It has everything last year’s tabloid newspapers could have possibly wanted on the cover.
We've got Maddie, Di, an X Factor contestant, allegations of rigged phone-in competitions, and the lead story combines sex and football.
It's nearly perfect.
I bet they just wished they had a slightly saucier picture to replace the cop with a crate. A silhouette of the girl, or a flash reflecting off the tinted window of a Bentley as a Man U star flees the scene. Maybe if 'Girl No.2' had been Heather McCartney or a minor pop-star - that would have been the perfect front page. But hey, it's not quite fiction, so they can only work with the news that's there. This is the one day they pulled together all the greatest hits of 2007.
I'd really like to see their daily sales figures, and see if any of the above elements are known to pull more readers. Do pictures of Diana really still sell papers? Is there a percentage circulation boost for each of those elements? Add 5% for a shot of the McCanns, 3% for a reality TV exclusive.

The Sun has a whole area of its website dedicated to Maddie news, in the same way other papers cover Education, or Entertainment. The Express has a 'Diana Inquest' section, right between 'Scottish' and 'Sport' on the main menu, and 'Diana Inquest' banners all over the site to point you there. They're pushing their biggest draw. The papers have detailed statistics about readers on their websites, so they know exactly what their readers want to see more of and they move to provide it.
This might all seem obvious to anyone with an eye on the media, but I find it useful to keep going back to news sources I wouldn't normally use, and discovering this afresh.
News is a commodity; it's a product that you sell to survive.

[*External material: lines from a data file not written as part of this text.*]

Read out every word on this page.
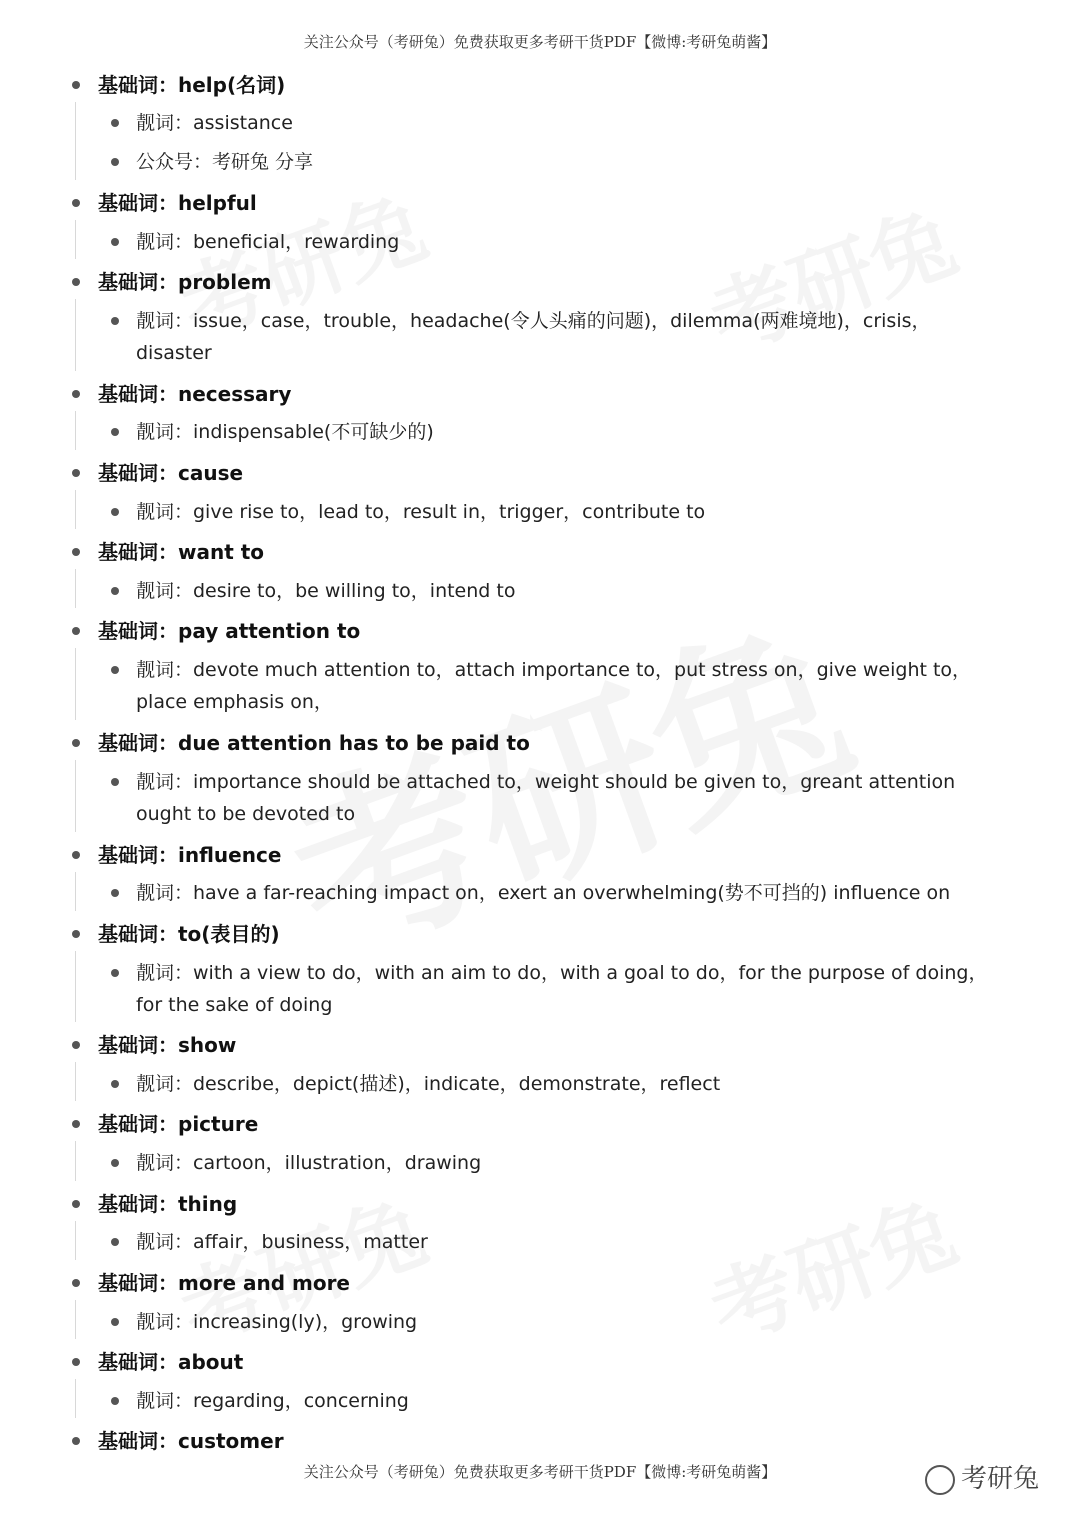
关注公众号（考研兔）免费获取更多考研干货PDF【微博:考研兔萌酱】
基础词：help(名词)
靓词：assistance
公众号：考研兔 分享
基础词：helpful
靓词：beneficial，rewarding
基础词：problem
靓词：issue，case，trouble，headache(令人头痛的问题)，dilemma(两难境地)，crisis，disaster
基础词：necessary
靓词：indispensable(不可缺少的)
基础词：cause
靓词：give rise to，lead to，result in，trigger，contribute to
基础词：want to
靓词：desire to，be willing to，intend to
基础词：pay attention to
靓词：devote much attention to，attach importance to，put stress on，give weight to，place emphasis on，
基础词：due attention has to be paid to
靓词：importance should be attached to，weight should be given to，greant attention ought to be devoted to
基础词：influence
靓词：have a far-reaching impact on，exert an overwhelming(势不可挡的) influence on
基础词：to(表目的)
靓词：with a view to do，with an aim to do，with a goal to do，for the purpose of doing，for the sake of doing
基础词：show
靓词：describe，depict(描述)，indicate，demonstrate，reflect
基础词：picture
靓词：cartoon，illustration，drawing
基础词：thing
靓词：affair，business，matter
基础词：more and more
靓词：increasing(ly)，growing
基础词：about
靓词：regarding，concerning
基础词：customer
关注公众号（考研兔）免费获取更多考研干货PDF【微博:考研兔萌酱】	考研兔
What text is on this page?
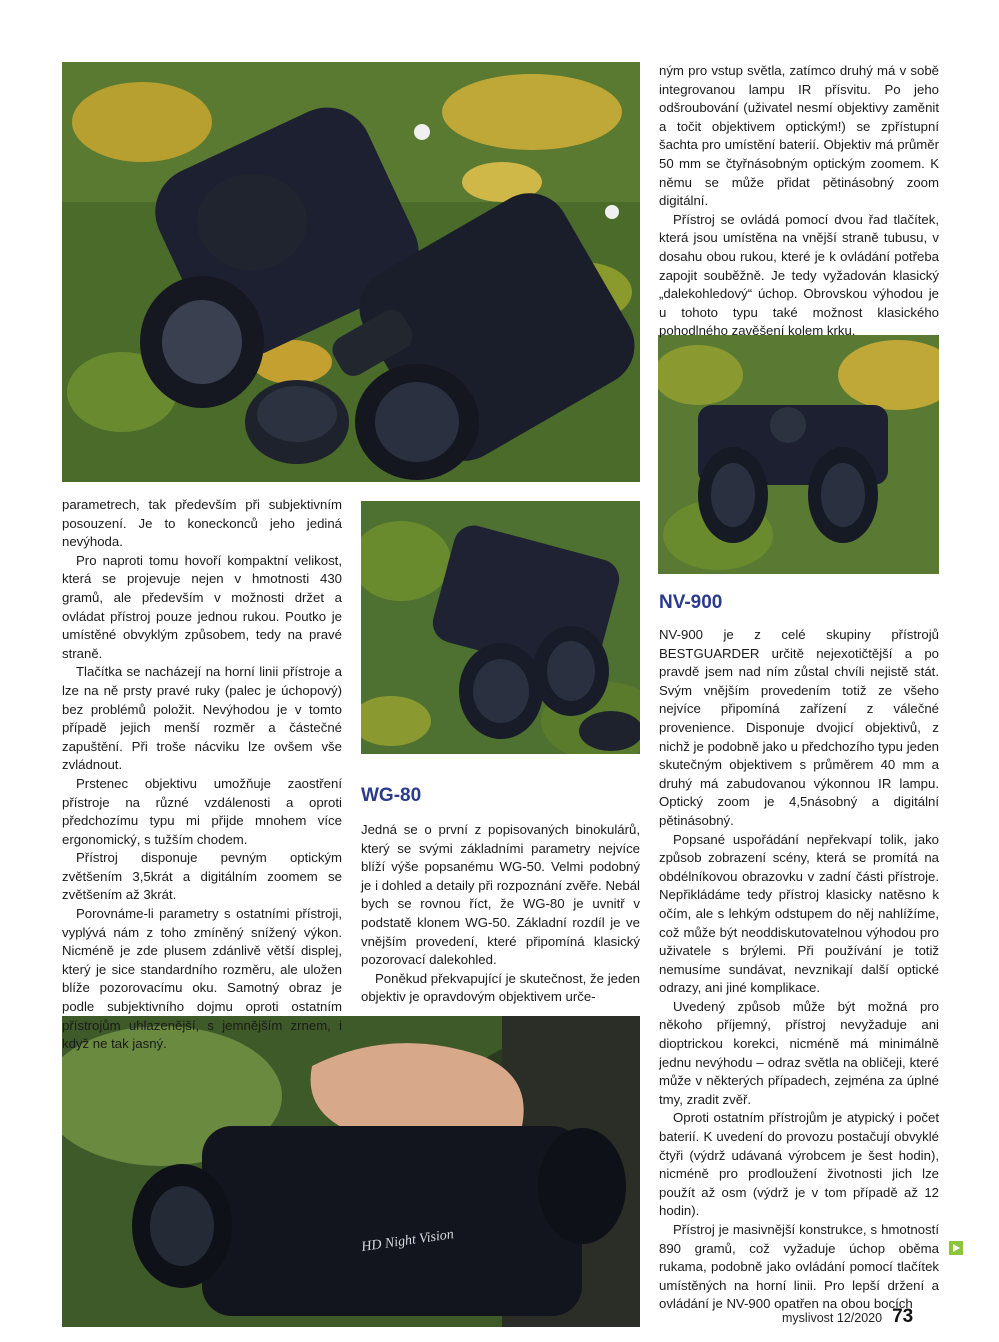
HD Night Vision

ným pro vstup světla, zatímco druhý má v sobě integrovanou lampu IR přísvitu. Po jeho odšroubování (uživatel nesmí objektivy zaměnit a točit objektivem optickým!) se zpřístupní šachta pro umístění baterií. Objektiv má průměr 50 mm se čtyřnásobným optickým zoomem. K němu se může přidat pětinásobný zoom digitální.

Přístroj se ovládá pomocí dvou řad tlačítek, která jsou umístěna na vnější straně tubusu, v dosahu obou rukou, které je k ovládání potřeba zapojit souběžně. Je tedy vyžadován klasický „dalekohledový“ úchop. Obrovskou výhodou je u tohoto typu také možnost klasického pohodlného zavěšení kolem krku.

parametrech, tak především při subjektivním posouzení. Je to koneckonců jeho jediná nevýhoda.

Pro naproti tomu hovoří kompaktní velikost, která se projevuje nejen v hmotnosti 430 gramů, ale především v možnosti držet a ovládat přístroj pouze jednou rukou. Poutko je umístěné obvyklým způsobem, tedy na pravé straně.

Tlačítka se nacházejí na horní linii přístroje a lze na ně prsty pravé ruky (palec je úchopový) bez problémů položit. Nevýhodou je v tomto případě jejich menší rozměr a částečné zapuštění. Při troše nácviku lze ovšem vše zvládnout.

Prstenec objektivu umožňuje zaostření přístroje na různé vzdálenosti a oproti předchozímu typu mi přijde mnohem více ergonomický, s tužším chodem.

Přístroj disponuje pevným optickým zvětšením 3,5krát a digitálním zoomem se zvětšením až 3krát.

Porovnáme-li parametry s ostatními přístroji, vyplývá nám z toho zmíněný snížený výkon. Nicméně je zde plusem zdánlivě větší displej, který je sice standardního rozměru, ale uložen blíže pozorovacímu oku. Samotný obraz je podle subjektivního dojmu oproti ostatním přístrojům uhlazenější, s jemnějším zrnem, i když ne tak jasný.

WG-80

Jedná se o první z popisovaných binokulárů, který se svými základními parametry nejvíce blíží výše popsanému WG-50. Velmi podobný je i dohled a detaily při rozpoznání zvěře. Nebál bych se rovnou říct, že WG-80 je uvnitř v podstatě klonem WG-50. Základní rozdíl je ve vnějším provedení, které připomíná klasický pozorovací dalekohled.

Poněkud překvapující je skutečnost, že jeden objektiv je opravdovým objektivem urče-

NV-900

NV-900 je z celé skupiny přístrojů BESTGUARDER určitě nejexotičtější a po pravdě jsem nad ním zůstal chvíli nejistě stát. Svým vnějším provedením totiž ze všeho nejvíce připomíná zařízení z válečné provenience. Disponuje dvojicí objektivů, z nichž je podobně jako u předchozího typu jeden skutečným objektivem s průměrem 40 mm a druhý má zabudovanou výkonnou IR lampu. Optický zoom je 4,5násobný a digitální pětinásobný.

Popsané uspořádání nepřekvapí tolik, jako způsob zobrazení scény, která se promítá na obdélníkovou obrazovku v zadní části přístroje. Nepřikládáme tedy přístroj klasicky natěsno k očím, ale s lehkým odstupem do něj nahlížíme, což může být neoddiskutovatelnou výhodou pro uživatele s brýlemi. Při používání je totiž nemusíme sundávat, nevznikají další optické odrazy, ani jiné komplikace.

Uvedený způsob může být možná pro někoho příjemný, přístroj nevyžaduje ani dioptrickou korekci, nicméně má minimálně jednu nevýhodu – odraz světla na obličeji, které může v některých případech, zejména za úplné tmy, zradit zvěř.

Oproti ostatním přístrojům je atypický i počet baterií. K uvedení do provozu postačují obvyklé čtyři (výdrž udávaná výrobcem je šest hodin), nicméně pro prodloužení životnosti jich lze použít až osm (výdrž je v tom případě až 12 hodin).

Přístroj je masivnější konstrukce, s hmotností 890 gramů, což vyžaduje úchop oběma rukama, podobně jako ovládání pomocí tlačítek umístěných na horní linii. Pro lepší držení a ovládání je NV-900 opatřen na obou bocích

myslivost 12/2020 73
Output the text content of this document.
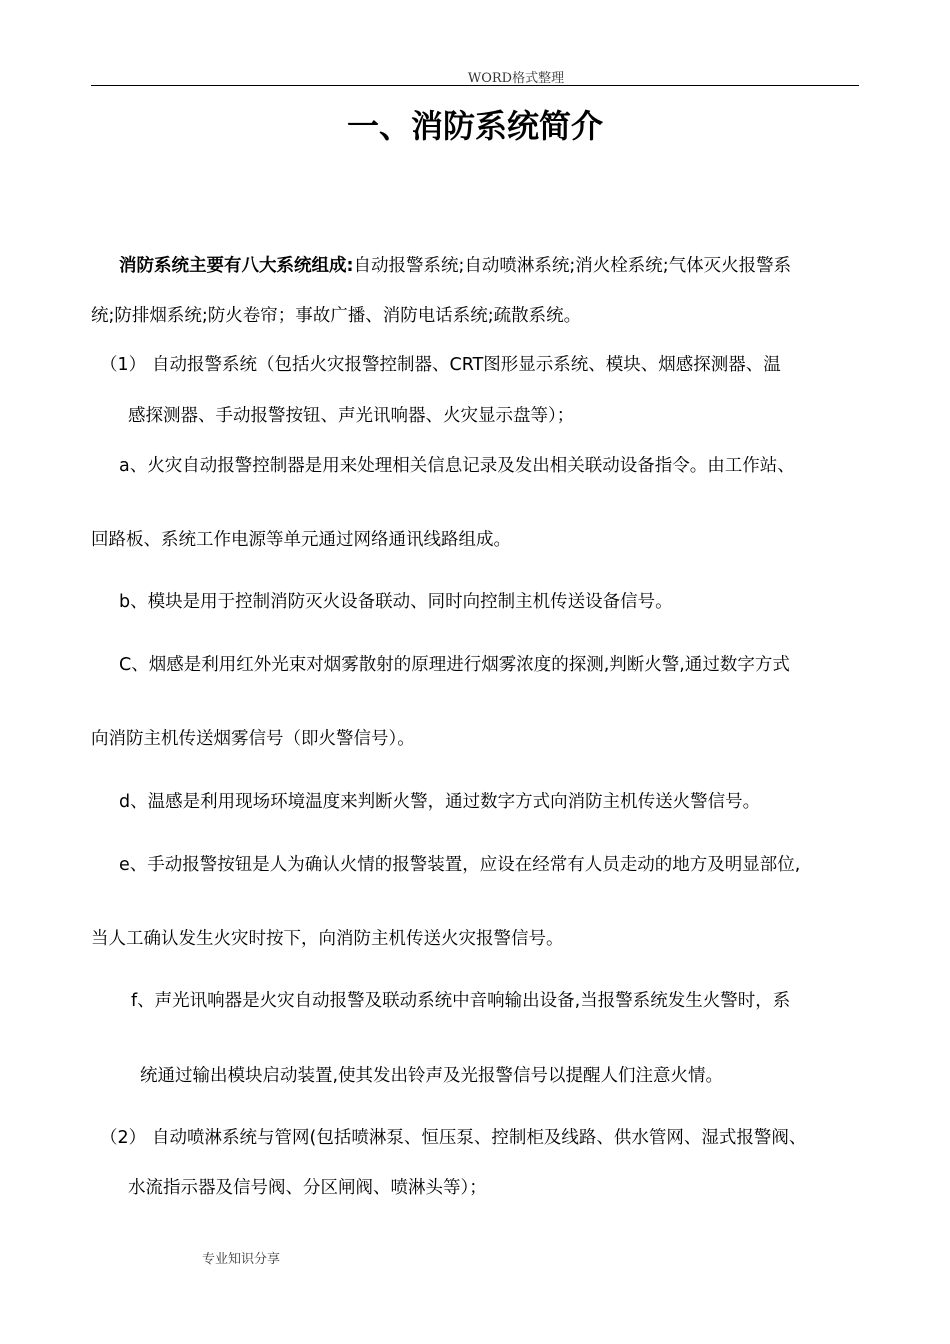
WORD格式整理
一、消防系统简介
消防系统主要有八大系统组成:自动报警系统;自动喷淋系统;消火栓系统;气体灭火报警系
统;防排烟系统;防火卷帘；事故广播、消防电话系统;疏散系统。
（1） 自动报警系统（包括火灾报警控制器、CRT图形显示系统、模块、烟感探测器、温
感探测器、手动报警按钮、声光讯响器、火灾显示盘等）；
a、火灾自动报警控制器是用来处理相关信息记录及发出相关联动设备指令。由工作站、
回路板、系统工作电源等单元通过网络通讯线路组成。
b、模块是用于控制消防灭火设备联动、同时向控制主机传送设备信号。
C、烟感是利用红外光束对烟雾散射的原理进行烟雾浓度的探测,判断火警,通过数字方式
向消防主机传送烟雾信号（即火警信号）。
d、温感是利用现场环境温度来判断火警，通过数字方式向消防主机传送火警信号。
e、手动报警按钮是人为确认火情的报警装置，应设在经常有人员走动的地方及明显部位,
当人工确认发生火灾时按下，向消防主机传送火灾报警信号。
f、声光讯响器是火灾自动报警及联动系统中音响输出设备,当报警系统发生火警时，系
统通过输出模块启动装置,使其发出铃声及光报警信号以提醒人们注意火情。
（2） 自动喷淋系统与管网(包括喷淋泵、恒压泵、控制柜及线路、供水管网、湿式报警阀、
水流指示器及信号阀、分区闸阀、喷淋头等）；
专业知识分享
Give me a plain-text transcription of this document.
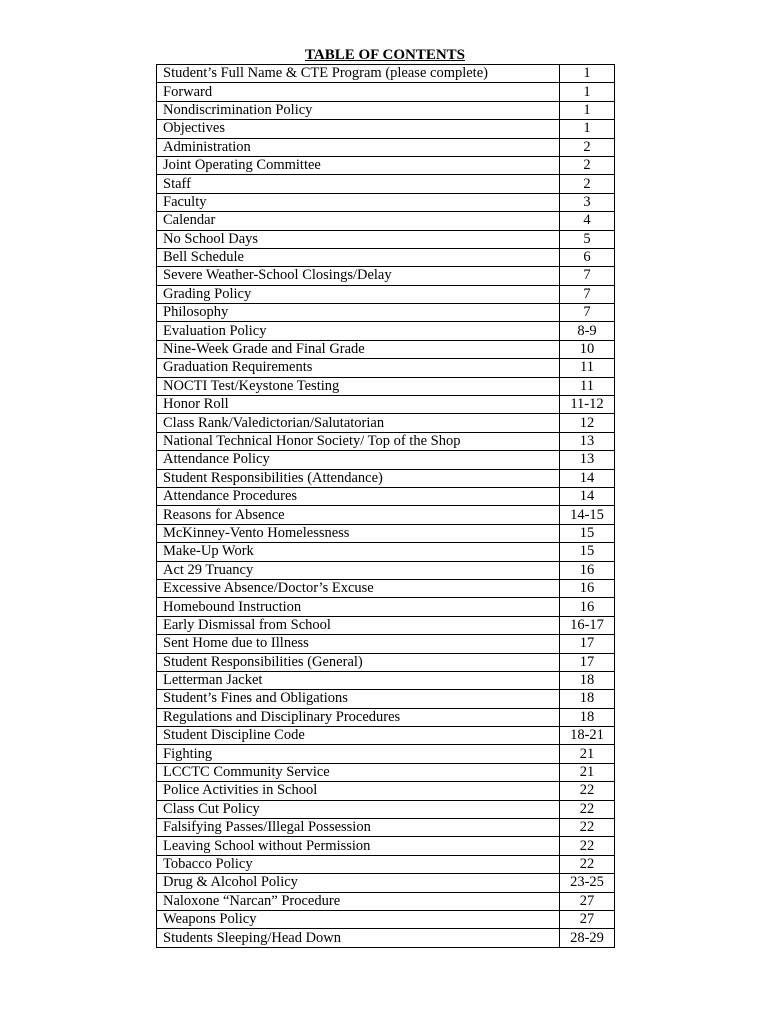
TABLE OF CONTENTS
Student’s Full Name & CTE Program (please complete)	1
Forward	1
Nondiscrimination Policy	1
Objectives	1
Administration	2
Joint Operating Committee	2
Staff	2
Faculty	3
Calendar	4
No School Days	5
Bell Schedule	6
Severe Weather-School Closings/Delay	7
Grading Policy	7
Philosophy	7
Evaluation Policy	8-9
Nine-Week Grade and Final Grade	10
Graduation Requirements	11
NOCTI Test/Keystone Testing	11
Honor Roll	11-12
Class Rank/Valedictorian/Salutatorian	12
National Technical Honor Society/ Top of the Shop	13
Attendance Policy	13
Student Responsibilities (Attendance)	14
Attendance Procedures	14
Reasons for Absence	14-15
McKinney-Vento Homelessness	15
Make-Up Work	15
Act 29 Truancy	16
Excessive Absence/Doctor’s Excuse	16
Homebound Instruction	16
Early Dismissal from School	16-17
Sent Home due to Illness	17
Student Responsibilities (General)	17
Letterman Jacket	18
Student’s Fines and Obligations	18
Regulations and Disciplinary Procedures	18
Student Discipline Code	18-21
Fighting	21
LCCTC Community Service	21
Police Activities in School	22
Class Cut Policy	22
Falsifying Passes/Illegal Possession	22
Leaving School without Permission	22
Tobacco Policy	22
Drug & Alcohol Policy	23-25
Naloxone “Narcan” Procedure	27
Weapons Policy	27
Students Sleeping/Head Down	28-29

I could easily get carried away with the higher ideals of reporting, but I'd never get very far.
So whilst I read heart-wrenching accounts from Burma this year, and some papers led with powerful and innovative info-graphics about climate change, it's the Sun that sold the most news. Front-pages like the above will never go away and will always be successful because they meet the demand. I might not like it, but I can't forget it.
2 comments:
The only thing missing would be something whiny about immigrants, or maybe something about the EU. Or something about political correctness perhaps?
A good showing, but there are still greater front pages to be made. I doubt it'll happen in our lifetime, but you never know...
What about "our lads" fighting those asian types?
With 3.5 million papers a day it's the biggest selling rag - and like every most-popular-of-its-class it has to strike the centre of the bell curve to feed the masses, generally acknowledged as being asses. The sun - tabloids overall - are the mechanically reclaimed meat of the printing world - scraping the barrel - and lives of all manner of celebrities - apart for another 100,000 sales. Damn them, damn them all!